En fait, la toute première image simulée d’un trou noir, calculée à l’aide d’une carte perforée IBM 7040 des années 1960 et tracée à la main par l’astrophysicien français Jean-Pierre Luminet en 1978, ressemble encore beaucoup à celle de la NASA.

Dans les deux simulations (la nouvelle ci-dessus et le travail de Luminet ci-dessous), vous voyez un cercle noir au centre. C’est l’horizon, le point où le rayonnement électromagnétique – lumière, ondes radio, rayons X, etc. – n’est plus assez rapide pour atteindre la vitesse d’échappement de l’attraction gravitationnelle du trou noir.

De l’autre côté du trou noir se trouve l’avant du « disque de matériau » qui tourbillonne autour du trou noir, comme de l’eau dans un drain. Il génère un rayonnement tellement intense par friction que nous pouvons détecter cet élément avec nos télescopes – c’est ce que vous voyez sur l’image de M87*.

Vous pouvez voir l’anneau de photons, un anneau de lumière parfait autour de l’horizon . Et vous pouvez voir un large rayon de lumière autour du trou noir. Cette lumière provient en fait de la partie du disque d’accrétion située derrière le trou noir, mais la gravité est si intense, même en dehors de l’horizon, qu’elle déforme l’espace-temps et courbe le chemin de la lumière autour du trou noir.

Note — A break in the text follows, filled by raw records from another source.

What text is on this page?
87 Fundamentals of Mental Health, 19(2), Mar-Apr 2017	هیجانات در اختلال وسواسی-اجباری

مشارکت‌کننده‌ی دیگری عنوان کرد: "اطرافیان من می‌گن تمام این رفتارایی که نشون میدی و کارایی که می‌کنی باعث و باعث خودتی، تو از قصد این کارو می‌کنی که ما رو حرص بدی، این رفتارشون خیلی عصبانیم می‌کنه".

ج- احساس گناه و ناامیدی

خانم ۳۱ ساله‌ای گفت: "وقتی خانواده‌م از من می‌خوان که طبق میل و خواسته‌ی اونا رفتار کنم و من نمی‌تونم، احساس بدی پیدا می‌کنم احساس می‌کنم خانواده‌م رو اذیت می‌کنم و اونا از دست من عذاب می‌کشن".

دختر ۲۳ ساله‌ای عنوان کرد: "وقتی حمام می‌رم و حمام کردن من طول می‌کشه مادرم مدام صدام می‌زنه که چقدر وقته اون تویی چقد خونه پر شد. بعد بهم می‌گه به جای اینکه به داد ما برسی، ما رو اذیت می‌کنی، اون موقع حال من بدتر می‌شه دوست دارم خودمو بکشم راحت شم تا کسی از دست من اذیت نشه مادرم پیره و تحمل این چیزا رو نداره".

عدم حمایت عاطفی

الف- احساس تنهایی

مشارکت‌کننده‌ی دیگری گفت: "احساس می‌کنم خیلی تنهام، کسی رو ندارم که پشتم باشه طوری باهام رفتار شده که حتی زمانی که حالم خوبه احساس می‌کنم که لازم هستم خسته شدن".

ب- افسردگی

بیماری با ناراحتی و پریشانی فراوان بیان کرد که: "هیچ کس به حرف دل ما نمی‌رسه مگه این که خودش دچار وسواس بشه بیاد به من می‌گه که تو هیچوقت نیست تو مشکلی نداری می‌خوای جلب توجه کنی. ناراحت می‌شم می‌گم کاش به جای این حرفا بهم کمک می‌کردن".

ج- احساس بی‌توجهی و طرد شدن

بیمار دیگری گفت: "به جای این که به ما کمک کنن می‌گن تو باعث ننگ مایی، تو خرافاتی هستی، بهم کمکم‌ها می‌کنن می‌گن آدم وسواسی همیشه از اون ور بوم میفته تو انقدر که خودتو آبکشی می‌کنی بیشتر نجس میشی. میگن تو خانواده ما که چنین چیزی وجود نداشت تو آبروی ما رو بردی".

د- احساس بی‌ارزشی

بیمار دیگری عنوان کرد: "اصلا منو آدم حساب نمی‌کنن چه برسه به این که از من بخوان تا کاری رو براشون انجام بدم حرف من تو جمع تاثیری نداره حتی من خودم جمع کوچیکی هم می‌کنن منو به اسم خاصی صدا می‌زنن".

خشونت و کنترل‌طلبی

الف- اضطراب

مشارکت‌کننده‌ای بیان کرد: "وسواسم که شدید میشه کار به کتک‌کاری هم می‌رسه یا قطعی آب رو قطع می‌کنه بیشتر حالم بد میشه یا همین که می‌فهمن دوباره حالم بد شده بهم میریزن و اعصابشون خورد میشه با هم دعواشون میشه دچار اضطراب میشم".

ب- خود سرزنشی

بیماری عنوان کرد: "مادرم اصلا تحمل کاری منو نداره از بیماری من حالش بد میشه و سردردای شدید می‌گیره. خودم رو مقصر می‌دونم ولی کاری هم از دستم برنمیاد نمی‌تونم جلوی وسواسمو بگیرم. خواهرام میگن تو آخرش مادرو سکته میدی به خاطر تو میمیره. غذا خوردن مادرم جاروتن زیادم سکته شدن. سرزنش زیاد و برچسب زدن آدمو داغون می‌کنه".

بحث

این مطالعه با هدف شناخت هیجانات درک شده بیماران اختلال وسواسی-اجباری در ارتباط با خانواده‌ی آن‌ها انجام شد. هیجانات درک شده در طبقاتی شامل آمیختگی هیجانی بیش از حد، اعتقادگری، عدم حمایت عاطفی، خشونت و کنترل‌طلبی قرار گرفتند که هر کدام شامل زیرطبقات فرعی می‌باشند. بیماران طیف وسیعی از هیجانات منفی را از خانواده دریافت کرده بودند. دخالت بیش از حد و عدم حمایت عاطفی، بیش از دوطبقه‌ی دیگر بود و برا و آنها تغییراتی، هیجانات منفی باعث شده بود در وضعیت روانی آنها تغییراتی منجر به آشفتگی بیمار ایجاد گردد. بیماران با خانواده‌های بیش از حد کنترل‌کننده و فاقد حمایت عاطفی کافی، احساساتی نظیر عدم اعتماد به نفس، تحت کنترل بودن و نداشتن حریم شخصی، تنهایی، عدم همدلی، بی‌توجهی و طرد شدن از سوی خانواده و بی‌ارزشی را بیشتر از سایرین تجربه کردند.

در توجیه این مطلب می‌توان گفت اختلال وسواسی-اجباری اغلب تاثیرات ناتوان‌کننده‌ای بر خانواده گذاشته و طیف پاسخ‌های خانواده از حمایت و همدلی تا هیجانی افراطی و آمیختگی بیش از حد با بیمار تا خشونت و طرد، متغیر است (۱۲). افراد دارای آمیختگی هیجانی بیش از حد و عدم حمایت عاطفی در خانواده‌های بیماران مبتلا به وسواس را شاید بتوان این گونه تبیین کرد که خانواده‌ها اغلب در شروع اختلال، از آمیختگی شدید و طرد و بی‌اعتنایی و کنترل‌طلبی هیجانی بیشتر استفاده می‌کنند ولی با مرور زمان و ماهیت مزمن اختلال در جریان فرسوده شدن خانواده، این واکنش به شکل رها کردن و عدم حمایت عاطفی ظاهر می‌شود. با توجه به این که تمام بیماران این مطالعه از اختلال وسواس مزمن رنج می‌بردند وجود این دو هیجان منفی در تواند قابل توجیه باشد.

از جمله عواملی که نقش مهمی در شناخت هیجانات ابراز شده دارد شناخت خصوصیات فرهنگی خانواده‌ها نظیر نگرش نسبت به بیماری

Vous pouvez également voir qu’un côté du disque d’accrétion est plus brillant que l’autre. Cet effet s’appelle le rayonnement relativiste, et il est causé par la rotation du disque. La partie du disque qui se déplace vers nous est plus lumineuse parce qu’elle se rapproche de la vitesse de la lumière. Ce mouvement produit un changement de fréquence dans la longueur d’onde de la lumière. Ça s’appelle l’effet Doppler.

Le côté qui s’éloigne de nous est donc plus sombre, parce que ce mouvement a l’effet contraire.

« C’est précisément cette forte asymétrie de luminosité apparente, écrivait Luminet dans un article de l’année dernière, qui est la signature principale d’un trou noir, le seul objet céleste capable de donner aux régions internes d’un disque d’accrétion une vitesse de rotation proche de celle de la lumière et d’induire un très fort effet Doppler.

De telles simulations peuvent nous aider à comprendre la physique extrême autour des trous noirs supermassifs – et cela nous aide à comprendre ce que nous voyons lorsque nous regardons l’image de M87*.